Officials at the Department of Homeland Security are busily preparing a massive briefing book for the transition to a new administration, developing training exercises and anticipating difficulties, yet they have not yet had any formal contact with either the Obama or the McCain campaign.
Granted, the candidates have been distracted by more pressing problems. But a messy or protracted hand-off at DHS could leave the U.S. vulnerable, so officials there are doing as much as they can before the call comes. “DHS is ready and standing by,” says Rear Admiral John Acton, of the U.S. Coast Guard Reserve, who is leading the DHS transition team.
The Democrats don’t have “much of a bench” when it comes to homeland security, says one DHS alumnus.
At a roundtable discussion in Washington, DC, on Oct. 15, Acton outlined some of the special problems inherent in transferring authority at the young agency. “The long pole in the tent is the security clearance process,” he said. The quicker the required background checks are completed, the faster the confirmation process can unfold for top appointees.
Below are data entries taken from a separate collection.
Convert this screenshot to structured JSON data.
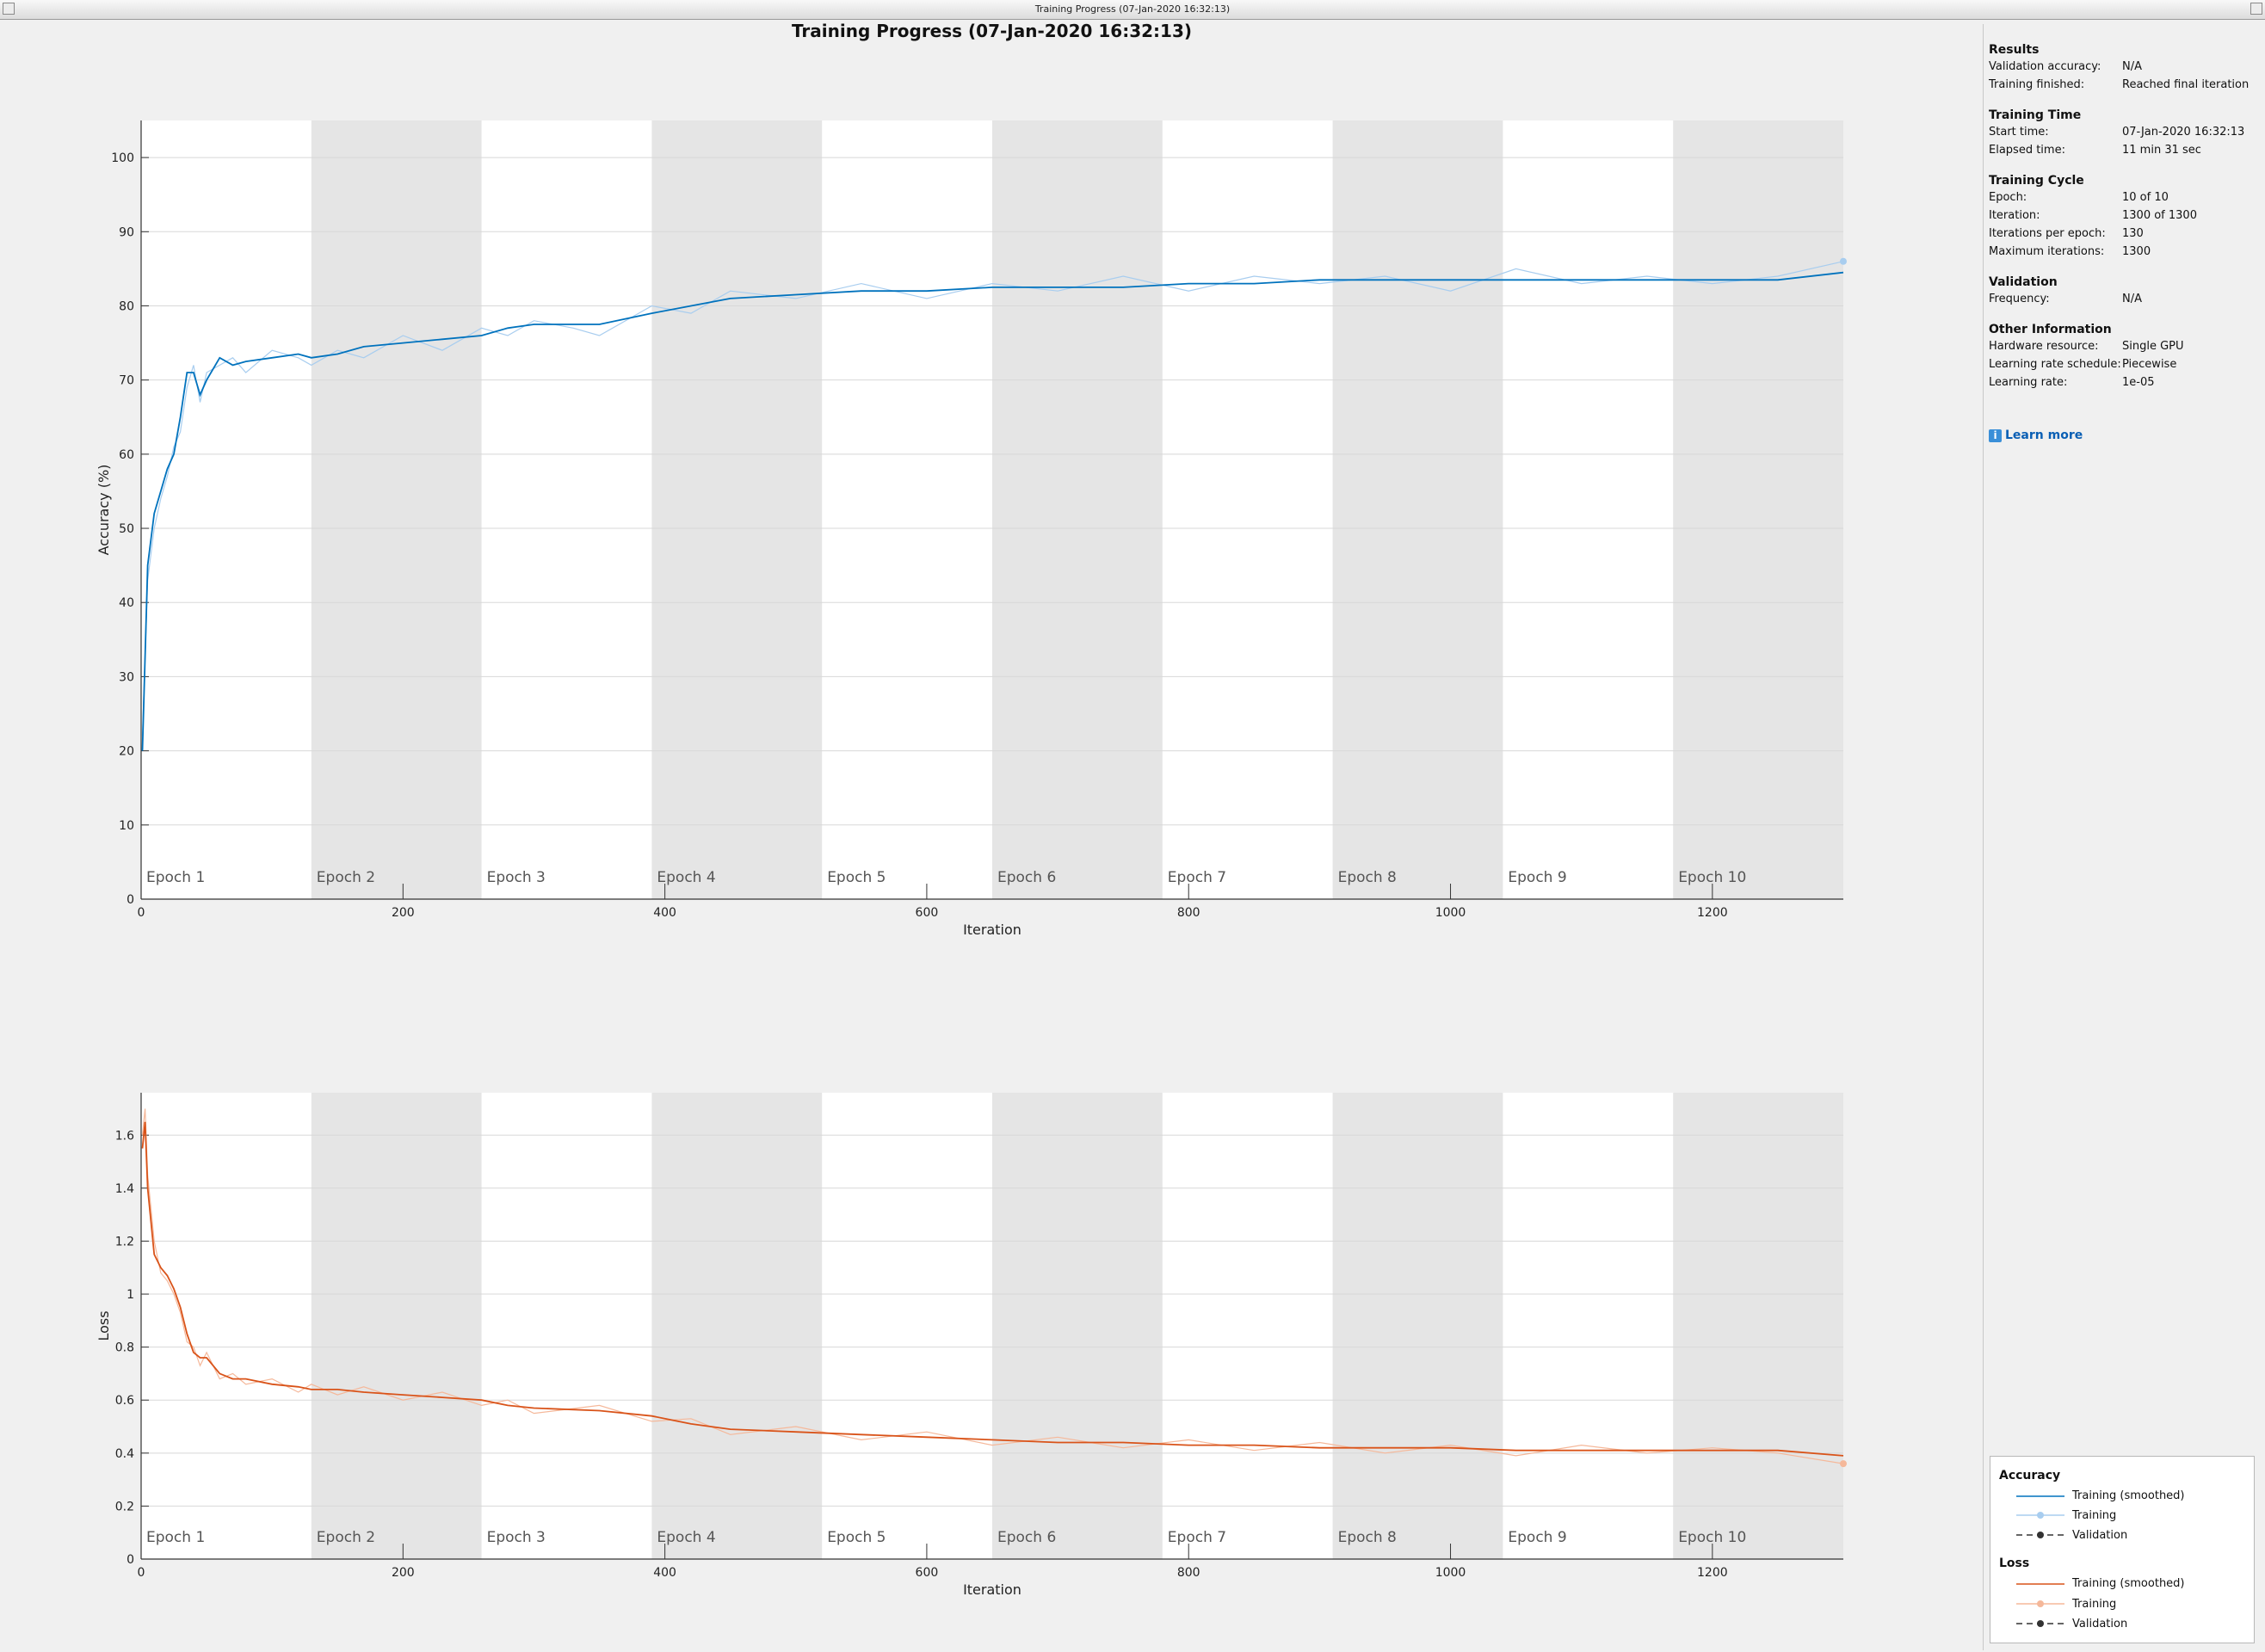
{
  "window": {
    "title": "Training Progress (07-Jan-2020 16:32:13)"
  },
  "page_title": "Training Progress (07-Jan-2020 16:32:13)",
  "colors": {
    "accuracy": "#0072bd",
    "accuracy_raw": "#a8cdef",
    "loss": "#d95319",
    "loss_raw": "#f5b89a",
    "validation": "#333333",
    "shade": "#e5e5e5"
  },
  "epoch_labels": [
    "Epoch 1",
    "Epoch 2",
    "Epoch 3",
    "Epoch 4",
    "Epoch 5",
    "Epoch 6",
    "Epoch 7",
    "Epoch 8",
    "Epoch 9",
    "Epoch 10"
  ],
  "chart_data": [
    {
      "type": "line",
      "ylabel": "Accuracy (%)",
      "xlabel": "Iteration",
      "xlim": [
        0,
        1300
      ],
      "ylim": [
        0,
        105
      ],
      "x_ticks": [
        0,
        200,
        400,
        600,
        800,
        1000,
        1200
      ],
      "y_ticks": [
        0,
        10,
        20,
        30,
        40,
        50,
        60,
        70,
        80,
        90,
        100
      ],
      "epoch_boundaries": [
        0,
        130,
        260,
        390,
        520,
        650,
        780,
        910,
        1040,
        1170,
        1300
      ],
      "grid": true,
      "series": [
        {
          "name": "Training (smoothed)",
          "x": [
            1,
            5,
            10,
            15,
            20,
            25,
            30,
            35,
            40,
            45,
            50,
            60,
            70,
            80,
            100,
            120,
            130,
            150,
            170,
            200,
            230,
            260,
            280,
            300,
            330,
            350,
            390,
            420,
            450,
            500,
            550,
            600,
            650,
            700,
            750,
            800,
            850,
            900,
            950,
            1000,
            1050,
            1100,
            1150,
            1200,
            1250,
            1300
          ],
          "values": [
            20,
            45,
            52,
            55,
            58,
            60,
            65,
            71,
            71,
            68,
            70,
            73,
            72,
            72.5,
            73,
            73.5,
            73,
            73.5,
            74.5,
            75,
            75.5,
            76,
            77,
            77.5,
            77.5,
            77.5,
            79,
            80,
            81,
            81.5,
            82,
            82,
            82.5,
            82.5,
            82.5,
            83,
            83,
            83.5,
            83.5,
            83.5,
            83.5,
            83.5,
            83.5,
            83.5,
            83.5,
            84.5
          ]
        },
        {
          "name": "Training",
          "x": [
            1,
            5,
            10,
            15,
            20,
            25,
            30,
            35,
            40,
            45,
            50,
            60,
            70,
            80,
            100,
            120,
            130,
            150,
            170,
            200,
            230,
            260,
            280,
            300,
            330,
            350,
            390,
            420,
            450,
            500,
            550,
            600,
            650,
            700,
            750,
            800,
            850,
            900,
            950,
            1000,
            1050,
            1100,
            1150,
            1200,
            1250,
            1300
          ],
          "values": [
            22,
            43,
            50,
            54,
            57,
            61,
            63,
            69,
            72,
            67,
            71,
            72,
            73,
            71,
            74,
            73,
            72,
            74,
            73,
            76,
            74,
            77,
            76,
            78,
            77,
            76,
            80,
            79,
            82,
            81,
            83,
            81,
            83,
            82,
            84,
            82,
            84,
            83,
            84,
            82,
            85,
            83,
            84,
            83,
            84,
            86
          ]
        },
        {
          "name": "Validation",
          "x": [],
          "values": []
        }
      ]
    },
    {
      "type": "line",
      "ylabel": "Loss",
      "xlabel": "Iteration",
      "xlim": [
        0,
        1300
      ],
      "ylim": [
        0,
        1.76
      ],
      "x_ticks": [
        0,
        200,
        400,
        600,
        800,
        1000,
        1200
      ],
      "y_ticks": [
        0,
        0.2,
        0.4,
        0.6,
        0.8,
        1,
        1.2,
        1.4,
        1.6
      ],
      "y_tick_labels": [
        "0",
        "0.2",
        "0.4",
        "0.6",
        "0.8",
        "1",
        "1.2",
        "1.4",
        "1.6"
      ],
      "epoch_boundaries": [
        0,
        130,
        260,
        390,
        520,
        650,
        780,
        910,
        1040,
        1170,
        1300
      ],
      "grid": true,
      "series": [
        {
          "name": "Training (smoothed)",
          "x": [
            1,
            3,
            5,
            10,
            15,
            20,
            25,
            30,
            35,
            40,
            45,
            50,
            60,
            70,
            80,
            100,
            120,
            130,
            150,
            170,
            200,
            230,
            260,
            280,
            300,
            350,
            390,
            420,
            450,
            500,
            550,
            600,
            650,
            700,
            750,
            800,
            850,
            900,
            950,
            1000,
            1050,
            1100,
            1150,
            1200,
            1250,
            1300
          ],
          "values": [
            1.55,
            1.65,
            1.4,
            1.15,
            1.1,
            1.07,
            1.02,
            0.95,
            0.85,
            0.78,
            0.76,
            0.76,
            0.7,
            0.68,
            0.68,
            0.66,
            0.65,
            0.64,
            0.64,
            0.63,
            0.62,
            0.61,
            0.6,
            0.58,
            0.57,
            0.56,
            0.54,
            0.51,
            0.49,
            0.48,
            0.47,
            0.46,
            0.45,
            0.44,
            0.44,
            0.43,
            0.43,
            0.42,
            0.42,
            0.42,
            0.41,
            0.41,
            0.41,
            0.41,
            0.41,
            0.39
          ]
        },
        {
          "name": "Training",
          "x": [
            1,
            3,
            5,
            10,
            15,
            20,
            25,
            30,
            35,
            40,
            45,
            50,
            60,
            70,
            80,
            100,
            120,
            130,
            150,
            170,
            200,
            230,
            260,
            280,
            300,
            350,
            390,
            420,
            450,
            500,
            550,
            600,
            650,
            700,
            750,
            800,
            850,
            900,
            950,
            1000,
            1050,
            1100,
            1150,
            1200,
            1250,
            1300
          ],
          "values": [
            1.6,
            1.7,
            1.45,
            1.2,
            1.08,
            1.05,
            1.0,
            0.93,
            0.82,
            0.8,
            0.73,
            0.78,
            0.68,
            0.7,
            0.66,
            0.68,
            0.63,
            0.66,
            0.62,
            0.65,
            0.6,
            0.63,
            0.58,
            0.6,
            0.55,
            0.58,
            0.52,
            0.53,
            0.47,
            0.5,
            0.45,
            0.48,
            0.43,
            0.46,
            0.42,
            0.45,
            0.41,
            0.44,
            0.4,
            0.43,
            0.39,
            0.43,
            0.4,
            0.42,
            0.4,
            0.36
          ]
        },
        {
          "name": "Validation",
          "x": [],
          "values": []
        }
      ]
    }
  ],
  "info": {
    "results": {
      "heading": "Results",
      "val_acc_label": "Validation accuracy:",
      "val_acc": "N/A",
      "finished_label": "Training finished:",
      "finished": "Reached final iteration"
    },
    "time": {
      "heading": "Training Time",
      "start_label": "Start time:",
      "start": "07-Jan-2020 16:32:13",
      "elapsed_label": "Elapsed time:",
      "elapsed": "11 min 31 sec"
    },
    "cycle": {
      "heading": "Training Cycle",
      "epoch_label": "Epoch:",
      "epoch": "10 of 10",
      "iter_label": "Iteration:",
      "iter": "1300 of 1300",
      "ipe_label": "Iterations per epoch:",
      "ipe": "130",
      "max_label": "Maximum iterations:",
      "max": "1300"
    },
    "validation": {
      "heading": "Validation",
      "freq_label": "Frequency:",
      "freq": "N/A"
    },
    "other": {
      "heading": "Other Information",
      "hw_label": "Hardware resource:",
      "hw": "Single GPU",
      "lrs_label": "Learning rate schedule:",
      "lrs": "Piecewise",
      "lr_label": "Learning rate:",
      "lr": "1e-05"
    },
    "learn_more": "Learn more"
  },
  "legend": {
    "accuracy_heading": "Accuracy",
    "loss_heading": "Loss",
    "items": [
      "Training (smoothed)",
      "Training",
      "Validation"
    ]
  }
}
But the additional problem is that homeland security is such a new field that there are relatively few well qualified people to choose from, and incoming officials—whether Democrats or Republicans—may need specialized training before taking up their new responsibilities.
Indeed, at the roundtable, which was sponsored by the Aspen Institute, the current assistant secretary of DHS for policy, Stewart Baker, noted (in what some audience members viewed as an unwarranted swipe) that the Democrats really don’t have “much of a bench” when it comes to homeland security.
For most federal departments, the party out of power traditionally organizes what amounts to a “shadow government” of former office holders, who bide their time until their party wins back the White House. But DHS didn’t exist the last time the Democrats were in power.
C. Stewart Verdery, Jr., who was an assistant secretary of DHS for policy and planning from 2003 to 2005 and is now a lobbyist, noted that he was not “formally” representing the McCain campaign at the roundtable discussion. But he went on to say, “I don’t expect you’d see wholesale changes to the DHS apparatus,” in a McCain administration.
On the campaign trail, McCain sometimes notes with pride that the U.S. has remained free from attack since 9/11, although in recent weeks issues of homeland security have largely been shouldered aside by more pressing economic concerns.
Verdery predicted that McCain would implement some measures, such as the Real ID drivers’ licenses—which have been resisted by local authorities because they were mandated without the funds to pay for them—and add an “exit” capability to the existing “entry” capability of the US-VISIT program at U.S. borders.
Verdery also implied that Joe Lieberman might be named the head of DHS in a McCain administration. The independent Senator from Connecticut, who currently chairs the Homeland Security and Governmental Affairs Committee, will “probably not be the most welcome guy” in the Democratic Party after this election, he said.
Senator Barack Obama also sits on that homeland security committee, and his legislative aide for DHS issues, Rachana “Ruchi” Bhowmik, presented his views at the Aspen event. She would not identify any individuals who might be appointed Secretary of DHS in an Obama administration, but she took her own swipe at the Republicans by saying that Obama “appreciates the need to restore professionalism and the need for management skills.”
Bhowmik agreed with Verdery that, given the huge financial problems confronting the U.S., neither candidate is likely to mount a wholesale reorganization of the five-year-old DHS.
Still, she said, Obama has some fundamental differences with the Bush adminstration about both the mission and the performance at DHS. Obama, she explained, favors an “all-hazards” approach that goes beyond counterterrorism to emphasize preparedness for natural disasters such as floods, hurricanes and wildfire. That stems, in part, from the fact that Obama’s home state of Illinois, has been hit with “everything but locusts this year,” she said.
In the past, Obama has floated the idea of moving FEMA out of DHS. But push-back from various quarters on Capitol Hill—including from Rep. Bennie Thompson (D-MS), chairman of the House Homeland Security Committee—makes it unlikely that Obama would propose anything like that in the first 100 days.
Nevertheless, Obama takes issue with the idea that state and local governments should respond to local disasters entirely on their own and turn to the federal government only as a last resort. On the contrary, Obama believes it is the proper role of the federal government to come into a dire situation, such as Hurricane Katrina, she explained.
But in the view of the Obama camp, the Bush administration politicized DHS and dictated homeland security policy unwisely to the state and local governments. “Unless we pull ideology out of the driver’s seat,” she said, “we’ll see first responders getting told what to do by the feds.”
But homeland security “has not been a very hot topic” on the campaign trail, Bhowmick admitted. “The American people have other things they’re thinking about.”
Until something terrible and unforeseen happens.